Comments (9)
Ideally, the software component provider will ask for memory, to be allocated by the framework, tagged with different requirements : static/working; prog/data; speed; alignment.
Ideally, the framework will allocate different banks for this and will "negotiate" which component has access to fast ones. This can be a complex :
either you have a tool letting the system integrator manually putting emphasis and priority access to critical memory for specific components,
or you let the framework decide from the information it receives from the components (a declaration of the estimated complexity).
The framework will manage the optional clearing of working memory banks when switching to a new component.
Other notes
-some architecture requires the DMA memory is in a specific internal SRAM.
-we should let the DMA buffer either be allocated by the device driver, or the application
The code we talked before :
enum mem_mapping_type
{ mem_type_static = 0, /* (LSB) memory content is preserved (default ) /
mem_type_working = 1, / scratch memory content is not preserved between two calls /
mem_type_pseudo_working = 2, / static only during the uncompleted execution state of the SWC, see “NODE_RUN” /
mem_type_periodic_backup = 3, / parameters to reload for warm boot after a crash, holding for example
long-term estimators. This memory area is cleared at cold NODE_RESET and
refreshed for warm NODE_RESET. The SWC should not reset it (there is
no "warm-boot reset" entry point */
};
enum mem_speed_type /* memory requirements associated to enum memory_banks /
{ mem_speed_req_any = 0, / best effort /
mem_speed_req_normal = 1, / can be external memory /
mem_speed_req_fast = 2, / will be internal SRAM when possible /
mem_speed_req_critical_fast = 3, / will be TCM when possible */
};
from audiomark.
I don't understand why the memory manager needs to know all of this, because it has no control over it. Unless the developer provides the memory manager component? Wouldn't the XDAIS structure simply provide enumerated pointers and leave it up to the component to remember what each pointer means?

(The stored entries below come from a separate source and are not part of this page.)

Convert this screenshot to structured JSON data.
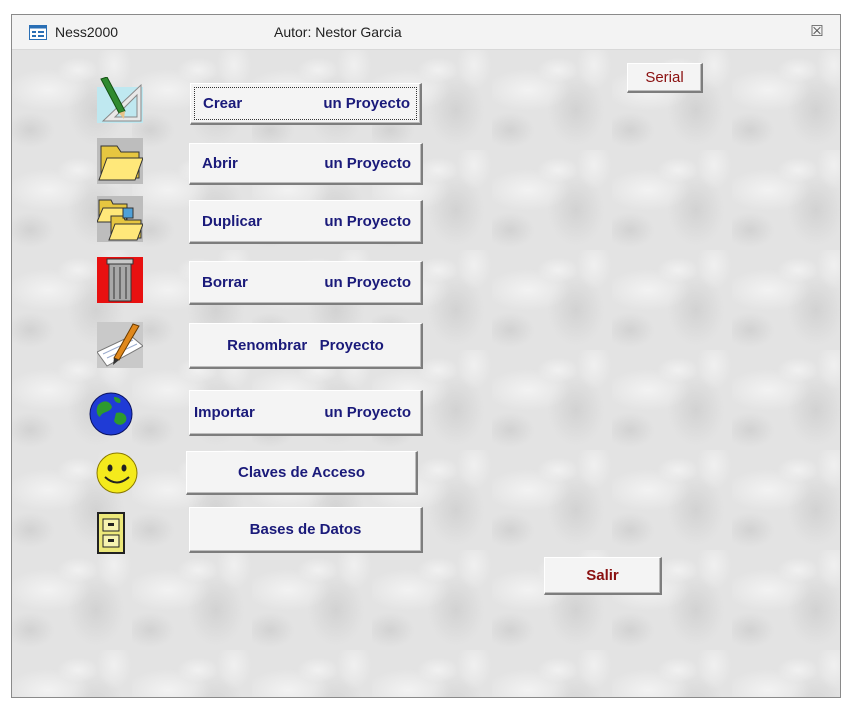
{
  "window": {
    "app_name": "Ness2000",
    "author": "Autor: Nestor Garcia",
    "close_glyph": "☒"
  },
  "buttons": {
    "serial": "Serial",
    "crear": {
      "verb": "Crear",
      "rest": "un Proyecto"
    },
    "abrir": {
      "verb": "Abrir",
      "rest": "un Proyecto"
    },
    "duplicar": {
      "verb": "Duplicar",
      "rest": "un Proyecto"
    },
    "borrar": {
      "verb": "Borrar",
      "rest": "un Proyecto"
    },
    "renombrar": "Renombrar   Proyecto",
    "importar": {
      "verb": "Importar",
      "rest": "un Proyecto"
    },
    "claves": "Claves de Acceso",
    "bases": "Bases de Datos",
    "salir": "Salir"
  },
  "icons": [
    "pencil-ruler-icon",
    "folder-icon",
    "duplicate-folders-icon",
    "trash-can-icon",
    "paper-pencil-icon",
    "globe-icon",
    "smiley-icon",
    "file-cabinet-icon"
  ],
  "colors": {
    "button_text": "#1a1a7a",
    "exit_text": "#8a1010"
  }
}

Let us imagine an SoC that implements this benchmark with a DSP accelerator peripheral.
The MCU must run the benchmark and provide the L/R/Downlink buffers to the pipeline.

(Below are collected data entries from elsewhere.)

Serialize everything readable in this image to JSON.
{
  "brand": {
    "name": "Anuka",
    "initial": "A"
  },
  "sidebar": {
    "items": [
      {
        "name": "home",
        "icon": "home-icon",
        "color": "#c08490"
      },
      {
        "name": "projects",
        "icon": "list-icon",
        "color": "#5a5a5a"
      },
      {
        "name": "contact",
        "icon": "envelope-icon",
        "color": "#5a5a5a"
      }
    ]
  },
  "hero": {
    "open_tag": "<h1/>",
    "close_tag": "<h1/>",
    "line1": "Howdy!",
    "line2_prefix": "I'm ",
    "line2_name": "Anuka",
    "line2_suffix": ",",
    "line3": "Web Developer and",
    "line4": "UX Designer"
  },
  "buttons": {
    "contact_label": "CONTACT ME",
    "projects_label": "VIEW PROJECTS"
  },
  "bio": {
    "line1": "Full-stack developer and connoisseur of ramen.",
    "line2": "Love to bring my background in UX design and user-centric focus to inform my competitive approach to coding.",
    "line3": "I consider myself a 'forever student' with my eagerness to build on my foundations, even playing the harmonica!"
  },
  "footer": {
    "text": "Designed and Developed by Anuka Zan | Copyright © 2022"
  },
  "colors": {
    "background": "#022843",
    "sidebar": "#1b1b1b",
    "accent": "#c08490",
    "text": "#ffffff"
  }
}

The ABF and AEC run on the DSP, the ANR and KWS run on the MCU.
A shared buffer is needed to get the L/R data to the ABF, and the Downlink tothe AEC. These 3 live in MCU SRAM.
The ABF initializes a buffer locally as scratch memory, and a buffer to pass to the AEC, locally. Not within SRAM, but within its own peripheral space.
The scratch buffer is never needed by anything else. It does not need an XDIAS pointer, it can be global. Is this a violation?
The output from the AEC needs to be MCU SRAM space, so the AEC component needs to allocate that, and it has meaning to the MCU because that buffer is now read by the ANR.
The ABF and AEC can allocate their own scratch memory pointers, because no other components will ever see them. So it doesn't make sense to use XDAIS. This means we need a th_abf_init
and a th_aec_init
functions where this can be allocated. These pointers are passed with XDAIS structures by the MCU because there is no "extern" linkage between the ABF and AEC files, because they are of type "ee_*".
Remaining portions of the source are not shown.